Applicants often ask me if they should take a year off after college and before they attend law school. There is no one-size-fits-all answer. Increasingly, however, many top law schools seem to be in favor of taking some time away from academics before pursuing a law degree. Among Yale’s Class of 2020, 38% are 1-2 years out of college and 46% were 3+ years out of college. Here are a few reasons why taking a gap year might be the right choice for you.
Apply with the Highest GPA Possible:
If your GPA is not where you would like it to be, consider taking a year off. A gap year allows you to really concentrate on your studies during your senior year without the added responsibility of studying for the LSAT or filling out applications while also attending to your coursework. Ideally, having the ability to really focus on your studies will yield high marks in your senior year and allow you to apply to law school with the highest GPA possible.

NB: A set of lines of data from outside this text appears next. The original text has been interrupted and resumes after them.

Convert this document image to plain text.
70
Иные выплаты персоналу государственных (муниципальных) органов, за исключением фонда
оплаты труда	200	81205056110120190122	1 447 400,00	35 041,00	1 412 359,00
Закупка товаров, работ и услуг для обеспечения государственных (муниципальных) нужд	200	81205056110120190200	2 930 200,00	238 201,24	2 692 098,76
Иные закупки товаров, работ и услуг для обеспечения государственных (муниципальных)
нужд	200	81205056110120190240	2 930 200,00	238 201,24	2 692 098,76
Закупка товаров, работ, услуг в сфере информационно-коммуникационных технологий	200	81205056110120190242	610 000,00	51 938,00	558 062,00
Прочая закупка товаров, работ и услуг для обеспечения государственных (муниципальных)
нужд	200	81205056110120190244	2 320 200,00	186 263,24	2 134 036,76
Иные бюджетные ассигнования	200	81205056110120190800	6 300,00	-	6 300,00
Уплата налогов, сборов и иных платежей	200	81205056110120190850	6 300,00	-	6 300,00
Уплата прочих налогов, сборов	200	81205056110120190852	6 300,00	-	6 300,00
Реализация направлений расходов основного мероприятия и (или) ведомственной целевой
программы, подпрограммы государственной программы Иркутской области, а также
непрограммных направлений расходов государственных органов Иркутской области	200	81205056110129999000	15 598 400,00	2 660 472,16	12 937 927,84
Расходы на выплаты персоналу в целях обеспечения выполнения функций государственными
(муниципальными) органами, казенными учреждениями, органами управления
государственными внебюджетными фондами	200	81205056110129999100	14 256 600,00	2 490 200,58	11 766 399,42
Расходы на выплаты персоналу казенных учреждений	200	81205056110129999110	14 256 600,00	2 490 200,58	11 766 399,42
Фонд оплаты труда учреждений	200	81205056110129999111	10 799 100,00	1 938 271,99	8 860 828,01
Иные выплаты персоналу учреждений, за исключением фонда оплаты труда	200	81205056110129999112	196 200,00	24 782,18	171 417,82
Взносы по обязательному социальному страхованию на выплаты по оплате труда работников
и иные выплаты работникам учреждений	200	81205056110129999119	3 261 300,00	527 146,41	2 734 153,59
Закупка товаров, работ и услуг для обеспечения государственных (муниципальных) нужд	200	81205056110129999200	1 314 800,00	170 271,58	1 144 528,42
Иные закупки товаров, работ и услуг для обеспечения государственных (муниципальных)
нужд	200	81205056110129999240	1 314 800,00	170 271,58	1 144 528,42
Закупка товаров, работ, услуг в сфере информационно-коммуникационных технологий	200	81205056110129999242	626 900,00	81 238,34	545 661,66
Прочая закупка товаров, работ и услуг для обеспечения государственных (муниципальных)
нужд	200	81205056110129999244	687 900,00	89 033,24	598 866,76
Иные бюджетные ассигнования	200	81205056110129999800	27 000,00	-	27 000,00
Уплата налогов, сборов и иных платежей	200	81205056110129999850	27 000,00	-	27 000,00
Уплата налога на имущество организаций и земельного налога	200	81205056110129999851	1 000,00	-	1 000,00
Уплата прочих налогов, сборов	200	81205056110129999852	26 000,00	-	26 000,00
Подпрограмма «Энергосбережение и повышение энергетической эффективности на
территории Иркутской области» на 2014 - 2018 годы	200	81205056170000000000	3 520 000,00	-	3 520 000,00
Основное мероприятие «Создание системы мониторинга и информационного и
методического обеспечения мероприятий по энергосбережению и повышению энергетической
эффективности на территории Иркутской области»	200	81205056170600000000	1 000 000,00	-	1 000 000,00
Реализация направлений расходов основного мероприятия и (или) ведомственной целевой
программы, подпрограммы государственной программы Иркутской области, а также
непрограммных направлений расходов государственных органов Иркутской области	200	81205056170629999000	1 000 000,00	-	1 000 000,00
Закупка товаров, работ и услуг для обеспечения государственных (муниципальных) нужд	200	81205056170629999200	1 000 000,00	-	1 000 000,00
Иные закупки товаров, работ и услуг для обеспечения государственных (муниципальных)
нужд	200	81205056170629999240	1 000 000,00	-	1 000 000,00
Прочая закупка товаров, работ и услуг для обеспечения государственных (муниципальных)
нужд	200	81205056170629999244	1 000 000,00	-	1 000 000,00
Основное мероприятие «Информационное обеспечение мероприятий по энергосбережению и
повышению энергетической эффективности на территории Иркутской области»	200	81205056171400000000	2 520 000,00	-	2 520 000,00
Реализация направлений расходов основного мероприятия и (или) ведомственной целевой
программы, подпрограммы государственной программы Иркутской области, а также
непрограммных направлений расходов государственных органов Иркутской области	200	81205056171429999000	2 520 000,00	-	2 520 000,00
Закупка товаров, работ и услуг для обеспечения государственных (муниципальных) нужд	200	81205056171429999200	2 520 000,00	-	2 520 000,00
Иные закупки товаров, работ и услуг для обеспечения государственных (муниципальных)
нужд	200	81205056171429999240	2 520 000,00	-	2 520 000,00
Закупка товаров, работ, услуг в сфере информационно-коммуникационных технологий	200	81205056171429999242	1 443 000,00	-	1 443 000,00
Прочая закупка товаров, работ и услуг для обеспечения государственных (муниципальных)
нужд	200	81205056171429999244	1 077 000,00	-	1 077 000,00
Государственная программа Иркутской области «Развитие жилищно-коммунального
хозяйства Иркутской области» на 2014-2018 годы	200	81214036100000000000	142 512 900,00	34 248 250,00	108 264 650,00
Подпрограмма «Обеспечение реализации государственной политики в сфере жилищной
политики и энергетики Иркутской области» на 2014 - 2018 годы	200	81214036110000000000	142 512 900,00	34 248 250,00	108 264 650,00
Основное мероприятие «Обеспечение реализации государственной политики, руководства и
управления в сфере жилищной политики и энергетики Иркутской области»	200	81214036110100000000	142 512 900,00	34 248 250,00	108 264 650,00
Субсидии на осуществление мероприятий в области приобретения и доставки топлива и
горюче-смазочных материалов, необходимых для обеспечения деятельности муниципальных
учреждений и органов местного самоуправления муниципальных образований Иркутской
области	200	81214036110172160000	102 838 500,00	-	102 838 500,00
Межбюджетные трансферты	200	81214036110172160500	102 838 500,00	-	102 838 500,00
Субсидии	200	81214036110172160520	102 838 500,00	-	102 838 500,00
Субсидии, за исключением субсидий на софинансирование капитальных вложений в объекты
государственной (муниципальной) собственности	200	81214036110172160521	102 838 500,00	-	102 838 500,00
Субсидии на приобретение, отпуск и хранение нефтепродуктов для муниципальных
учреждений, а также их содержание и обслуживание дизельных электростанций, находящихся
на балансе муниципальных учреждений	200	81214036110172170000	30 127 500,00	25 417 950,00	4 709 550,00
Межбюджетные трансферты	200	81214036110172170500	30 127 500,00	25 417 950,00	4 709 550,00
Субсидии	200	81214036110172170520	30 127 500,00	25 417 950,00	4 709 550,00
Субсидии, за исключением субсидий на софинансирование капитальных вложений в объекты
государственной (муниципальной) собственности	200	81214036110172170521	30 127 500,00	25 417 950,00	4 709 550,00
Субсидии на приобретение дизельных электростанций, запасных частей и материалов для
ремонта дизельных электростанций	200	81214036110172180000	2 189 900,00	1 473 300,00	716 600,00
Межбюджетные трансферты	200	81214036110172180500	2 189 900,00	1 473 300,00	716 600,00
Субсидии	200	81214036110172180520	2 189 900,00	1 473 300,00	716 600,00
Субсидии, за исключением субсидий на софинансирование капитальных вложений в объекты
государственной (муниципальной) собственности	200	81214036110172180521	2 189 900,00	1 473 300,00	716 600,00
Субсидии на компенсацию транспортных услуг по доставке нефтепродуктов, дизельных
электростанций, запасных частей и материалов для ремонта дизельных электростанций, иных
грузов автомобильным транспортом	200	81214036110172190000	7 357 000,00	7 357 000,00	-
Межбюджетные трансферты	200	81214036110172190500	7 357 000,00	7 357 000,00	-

Maximize Your LSAT Score and Strengthen Your Applications:
Along the same lines, taking a gap year allows you to focus on studying for the LSAT and your applications without having to also worry about schoolwork, final exams, and extracurricular activities. Most applicants will be taking the LSAT in June of their junior year or September of their senior year. Studying for the LSAT can be a full-time endeavor, making it difficult to juggle along with school obligations and interests.
Moreover, a gap year can be helpful if you have not had the opportunity to build strong relationships with your professors or TA’s. Strong letters of recommendation are written by faculty members who know you well. Often, students are unable to develop such relationships by their junior year.
Finally, having the extra time and bandwidth to focus on your applications might mean earlier submissions allowing you to really take advantage of most schools’ rolling admissions policies.
Add to Your Work Experience:
Law schools are increasingly looking for applicants with work experience. If your resume is light on exposure to the job world, it may be worth taking a year (or two or three) after college to gain some hands-on experience. This experience can certainly be in the legal field, but it does not have to be. Find a job that you are passionate about and really get involved. Ultimately, the depth of your experience will help you understand your interests and your motivations giving you not only something to think and write about in your personal statement, but also insight into what you really want to do.
Expand Your Life Experience:
It may sound cliché, but do not discount the idea of taking a year off to take a breather and explore your interests and passions. This exploration can take the form of a job or perhaps you want to travel. Another option is to volunteer for an organization whose cause is near and dear to your heart. Taking a year off to really think through your next steps, i.e. determine if law school is really the right choice for you, will never be time wasted.
Remember that law schools are looking for candidates who have truly thought through their decision to attend law school. A gap year where you have wisely used your time will likely be reflected in your numbers but, more importantly, in how you come across in your application.